Segundo especialistas, os insetos podem cruzar uma área de um quilômetro quadrado (uma nuvem dessa existem cerca de 40 milhões de gafanhotos) e levar plantações inteiras à destruição, já que eles se alimentam de pastagens equivalentes ao que duas mil vacas podem consumir em um dia ou consumir em um dia uma área de cultivo suficiente para abastecer 350 mil pessoas.

Na América do Sul, essas nuvens são mais recorrentes na Bolívia, Chile e Argentina.

Histórico das nuvens de gafanhotos

O alerta de gafanhotos em 2020 tem semelhanças com o período entre 1944 e 1949, que foi marcado por sucessivas ondas e nuvens da espécie Schistocerca cancellata em boa parte do continente sul-americano, causando problemas à agricultura de países, como Argentina, Brasil, Bolívia, Uruguai e Paraguai.

Técnico agrícola faz a dispersão de químicos para combater gafanhotos em 1949, em Santa Fé, na Argentina (Foto: Tese de doutorado “La lucha Contra La Langosta: Relações Bissociais na América do Sul [Argentina, Uruguai e Brasil, 1896-1952], de Valéria Dorneles Fernandes)
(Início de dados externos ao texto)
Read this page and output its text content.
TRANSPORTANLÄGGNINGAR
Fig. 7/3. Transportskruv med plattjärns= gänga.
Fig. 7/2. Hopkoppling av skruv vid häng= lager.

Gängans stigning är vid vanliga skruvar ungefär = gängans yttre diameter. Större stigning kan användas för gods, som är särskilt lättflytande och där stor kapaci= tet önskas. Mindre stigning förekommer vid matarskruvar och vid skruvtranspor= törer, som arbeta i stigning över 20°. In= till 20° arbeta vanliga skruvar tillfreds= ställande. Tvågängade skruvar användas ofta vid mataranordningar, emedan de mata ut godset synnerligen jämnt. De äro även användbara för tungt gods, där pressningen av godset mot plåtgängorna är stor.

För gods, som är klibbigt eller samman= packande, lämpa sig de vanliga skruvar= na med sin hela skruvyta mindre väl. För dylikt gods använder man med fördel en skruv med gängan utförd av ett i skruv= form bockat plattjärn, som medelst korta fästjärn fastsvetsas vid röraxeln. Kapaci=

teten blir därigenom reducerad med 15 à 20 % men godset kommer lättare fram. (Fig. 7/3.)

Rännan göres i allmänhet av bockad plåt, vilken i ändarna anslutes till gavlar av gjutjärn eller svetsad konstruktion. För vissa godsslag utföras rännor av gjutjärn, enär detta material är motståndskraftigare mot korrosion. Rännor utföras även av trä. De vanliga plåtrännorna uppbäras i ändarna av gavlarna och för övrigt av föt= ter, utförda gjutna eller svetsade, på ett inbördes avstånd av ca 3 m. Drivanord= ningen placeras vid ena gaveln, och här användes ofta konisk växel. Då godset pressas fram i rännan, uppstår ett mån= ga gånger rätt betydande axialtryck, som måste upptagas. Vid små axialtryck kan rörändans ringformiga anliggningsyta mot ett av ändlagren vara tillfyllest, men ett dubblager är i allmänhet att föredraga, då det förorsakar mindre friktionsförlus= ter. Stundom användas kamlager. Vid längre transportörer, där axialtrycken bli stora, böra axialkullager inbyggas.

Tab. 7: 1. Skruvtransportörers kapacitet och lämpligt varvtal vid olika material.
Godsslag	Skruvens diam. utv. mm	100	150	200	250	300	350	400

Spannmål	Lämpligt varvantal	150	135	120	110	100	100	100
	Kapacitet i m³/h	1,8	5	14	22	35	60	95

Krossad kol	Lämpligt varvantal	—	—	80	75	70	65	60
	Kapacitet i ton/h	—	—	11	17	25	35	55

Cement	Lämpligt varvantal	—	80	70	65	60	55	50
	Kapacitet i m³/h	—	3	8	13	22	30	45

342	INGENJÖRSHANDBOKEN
Quem estudou esses casos foi a historiadora Valéria Dorneles Fernandes, conforme divulgou a revista Globo Rural, em julho passado. Após quatro anos de pesquisa, a tese de doutorado dela, aprovada em março passado pela Universidade Federal do Rio de Janeiro (UFRJ), analisou a incidência do inseto e as decisões das autoridades da época para o combate aos gafanhotos.

Ela explica que a primeira metade dos anos 1900 foi marcada por ondas em diversos momentos. Em 1906, por exemplo, a praga não só ultrapassou a região sul do Brasil como avançou sobre São Paulo e chegou até o Rio de Janeiro.

No biênio de 1914 e 1915, a incidência se repetiu – embora não na mesma proporção -, e o gafanhoto permaneceu no Brasil, no Uruguai e na Argentina. Uma nova onda tomou conta da região em 1933, com relatos de ataques em Uruguaiana (RS). Em 1935 e 1936, o boletim do governo federal destaca que 34 municípios gaúchos haviam sido atingidos por gafanhotos.